Anoche Jesús Leirós presentó en la Ermita de la Candelaria su segundo poemario, DRAMABUNDO. Una colección de heridas abiertas y rostros que duelen frente a la que es imposible permanecer indiferente. Estoy deseando de que vuelva la lluvia, encender el flexo y adentrarme en este "bodegón de una belleza pictórica donde caben todos los frutos prohibidos" (Pablo García Baena dixit). Sólo entonces me atreveré a poner por escrito las sensaciones que me provocan unos versos que, en una primera mirada, me saben en su mayoría a ese café agridulce al que el azúcar no logra quitar la amargura negra del fondo.

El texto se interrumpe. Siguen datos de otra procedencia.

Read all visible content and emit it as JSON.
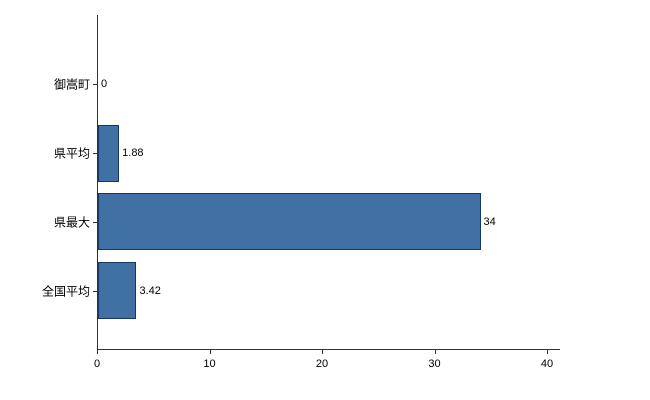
{
  "chart_data": {
    "type": "bar",
    "orientation": "horizontal",
    "title": "",
    "xlabel": "",
    "ylabel": "",
    "categories": [
      "御嵩町",
      "県平均",
      "県最大",
      "全国平均"
    ],
    "values": [
      0,
      1.88,
      34,
      3.42
    ],
    "value_labels": [
      "0",
      "1.88",
      "34",
      "3.42"
    ],
    "xlim": [
      0,
      40
    ],
    "x_ticks": [
      0,
      10,
      20,
      30,
      40
    ],
    "grid": false,
    "legend": "none",
    "colors": {
      "bar_fill": "#4170a4",
      "bar_border": "#17375e",
      "axis": "#333333",
      "text": "#000000",
      "background": "#ffffff"
    }
  }
}
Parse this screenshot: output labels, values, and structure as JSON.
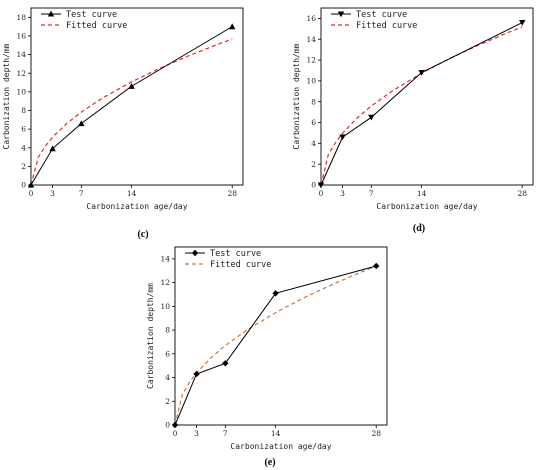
{
  "chart_data": [
    {
      "type": "line",
      "panel_label": "(c)",
      "xlabel": "Carbonization age/day",
      "ylabel": "Carbonization depth/mm",
      "x_ticks": [
        0,
        3,
        7,
        14,
        28
      ],
      "y_ticks": [
        0,
        2,
        4,
        6,
        8,
        10,
        12,
        14,
        16,
        18
      ],
      "xlim": [
        0,
        29.5
      ],
      "ylim": [
        0,
        19
      ],
      "legend_position": "top-left",
      "series": [
        {
          "name": "Test curve",
          "style": "solid",
          "marker": "triangle-up",
          "color": "#000000",
          "x": [
            0,
            3,
            7,
            14,
            28
          ],
          "y": [
            0,
            3.9,
            6.6,
            10.6,
            17.0
          ]
        },
        {
          "name": "Fitted curve",
          "style": "dashed",
          "color": "#e8262b",
          "x": [
            0,
            1,
            2,
            3,
            5,
            7,
            10,
            14,
            18,
            22,
            26,
            28
          ],
          "y": [
            0,
            2.96,
            4.19,
            5.13,
            6.62,
            7.83,
            9.36,
            11.07,
            12.56,
            13.89,
            15.1,
            15.67
          ]
        }
      ]
    },
    {
      "type": "line",
      "panel_label": "(d)",
      "xlabel": "Carbonization age/day",
      "ylabel": "Carbonization depth/mm",
      "x_ticks": [
        0,
        3,
        7,
        14,
        28
      ],
      "y_ticks": [
        0,
        2,
        4,
        6,
        8,
        10,
        12,
        14,
        16
      ],
      "xlim": [
        0,
        29.5
      ],
      "ylim": [
        0,
        17
      ],
      "legend_position": "top-left",
      "series": [
        {
          "name": "Test curve",
          "style": "solid",
          "marker": "triangle-down",
          "color": "#000000",
          "x": [
            0,
            3,
            7,
            14,
            28
          ],
          "y": [
            0,
            4.6,
            6.5,
            10.8,
            15.6
          ]
        },
        {
          "name": "Fitted curve",
          "style": "dashed",
          "color": "#e8262b",
          "x": [
            0,
            1,
            2,
            3,
            5,
            7,
            10,
            14,
            18,
            22,
            26,
            28
          ],
          "y": [
            0,
            2.87,
            4.06,
            4.97,
            6.42,
            7.59,
            9.07,
            10.74,
            12.18,
            13.46,
            14.64,
            15.19
          ]
        }
      ]
    },
    {
      "type": "line",
      "panel_label": "(e)",
      "xlabel": "Carbonization age/day",
      "ylabel": "Carbonization depth/mm",
      "x_ticks": [
        0,
        3,
        7,
        14,
        28
      ],
      "y_ticks": [
        0,
        2,
        4,
        6,
        8,
        10,
        12,
        14
      ],
      "xlim": [
        0,
        29.5
      ],
      "ylim": [
        0,
        15
      ],
      "legend_position": "top-left",
      "series": [
        {
          "name": "Test curve",
          "style": "solid",
          "marker": "diamond",
          "color": "#000000",
          "x": [
            0,
            3,
            7,
            14,
            28
          ],
          "y": [
            0,
            4.3,
            5.2,
            11.1,
            13.4
          ]
        },
        {
          "name": "Fitted curve",
          "style": "dashed",
          "color": "#c8753a",
          "x": [
            0,
            1,
            2,
            3,
            5,
            7,
            10,
            14,
            18,
            22,
            26,
            28
          ],
          "y": [
            0,
            2.53,
            3.58,
            4.39,
            5.66,
            6.7,
            8.0,
            9.47,
            10.74,
            11.87,
            12.91,
            13.4
          ]
        }
      ]
    }
  ]
}
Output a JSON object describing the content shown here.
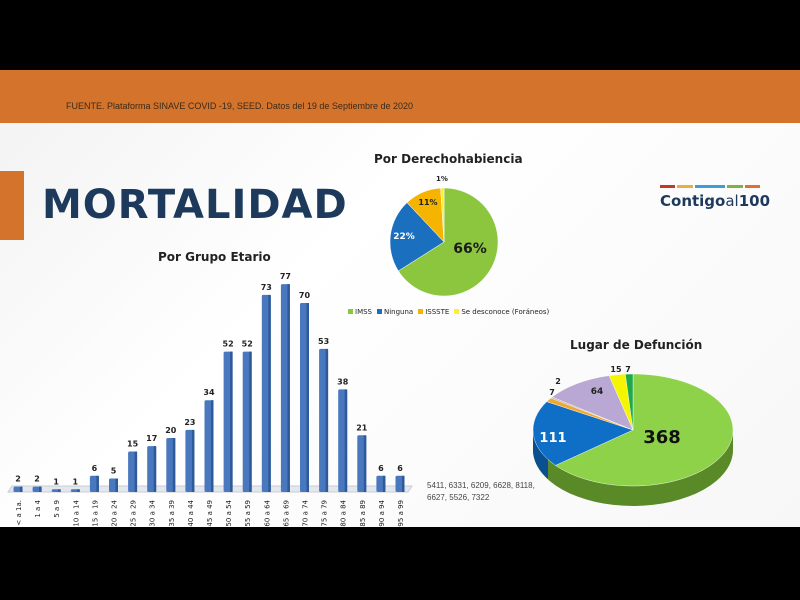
{
  "header": {
    "source": "FUENTE. Plataforma SINAVE COVID -19, SEED. Datos del 19 de Septiembre de 2020"
  },
  "slide": {
    "title": "MORTALIDAD",
    "logo": "Contigo al 100",
    "note": "5411, 6331, 6209, 6628, 8118, 6627, 5526, 7322"
  },
  "colors": {
    "orange": "#d4742c",
    "navy": "#1d3a5c",
    "bar": "#4a78be"
  },
  "chart_data": [
    {
      "type": "bar",
      "title": "Por Grupo Etario",
      "categories": [
        "< a 1a.",
        "1 a 4",
        "5 a 9",
        "10 a 14",
        "15 a 19",
        "20 a 24",
        "25 a 29",
        "30 a 34",
        "35 a 39",
        "40 a 44",
        "45 a 49",
        "50 a 54",
        "55 a 59",
        "60 a 64",
        "65 a 69",
        "70 a 74",
        "75 a 79",
        "80 a 84",
        "85 a 89",
        "90 a 94",
        "95 a 99"
      ],
      "values": [
        2,
        2,
        1,
        1,
        6,
        5,
        15,
        17,
        20,
        23,
        34,
        52,
        52,
        73,
        77,
        70,
        53,
        38,
        21,
        6,
        6
      ]
    },
    {
      "type": "pie",
      "title": "Por Derechohabiencia",
      "labels": [
        "IMSS",
        "Ninguna",
        "ISSSTE",
        "Se desconoce (Foráneos)"
      ],
      "values": [
        66,
        22,
        11,
        1
      ],
      "display": [
        "66%",
        "22%",
        "11%",
        "1%"
      ],
      "colors": [
        "#8cc63f",
        "#1a6fbf",
        "#f5b400",
        "#ffee33"
      ],
      "legend": "bottom"
    },
    {
      "type": "pie",
      "title": "Lugar de Defunción",
      "values": [
        368,
        111,
        7,
        2,
        64,
        15,
        7
      ],
      "colors": [
        "#8ed24a",
        "#0f6fc6",
        "#f0a830",
        "#b0b0b0",
        "#b9a8d4",
        "#f5f500",
        "#1faa4a"
      ]
    }
  ]
}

No sé si Jesús es verde, o naranja, o azul, o rosa. Ni siquiera Jesús Pozo, que bien lo conoce, es capaz de optar por una etiqueta. En lo que sí coincidimos los dos es en reconocer que Leirós arrastra consigo una especie de estela, no sé si mágica o surrealista, con la que envuelve a todo y a todos los que toca. En el poco, pero intenso, tiempo que llevo de conocerlo me ha demostrado que en su caso literatura y vida, realidad y ficción, verso y prosa, son etiquetas que sobran. Lo suyo es más bien una pócima de ingredientes secretos con la que seduce a todo aquel que se atreva a dejarse sorprender por la generosidad de este niño que aún tiene mucho que aprender.
Jesús tiene el verde de la esperanza, de todo lo que queda por hacer, pero también el blanco de la paz, el azul profundo del mar, hasta la bandera multicolor del diferente. Es pícaro e inquieto, saltimbanqui y frágil, pese a sus apariencias de pop-star que sueña a diario con divas en blanco y negro.
Jesús Leirós es de esas personas a las que me cuesta definir. Y en ello radica lo que más me gusta de él. En esa complejidad que, sin embargo, carece de dobleces y de disfraces arrogantes. Estoy seguro de que tras sumergirme en su Dramabundo conoceré algo más de este hombre que parece haberse tragado toda la alegría del mundo, aunque bajo su ombligo en ocasiones se descubran cicatrices no cerradas del todo. De momento, y ya es mucho, me quedo con el amigo que me trajo la Symborska y del que, como tantas veces le digo, me gustaría ser road manager para así no perderme ninguno de los muchos y buenos momentos que sé le esperan si no renuncia al Peter Pan que bulle en sus ojos miopes.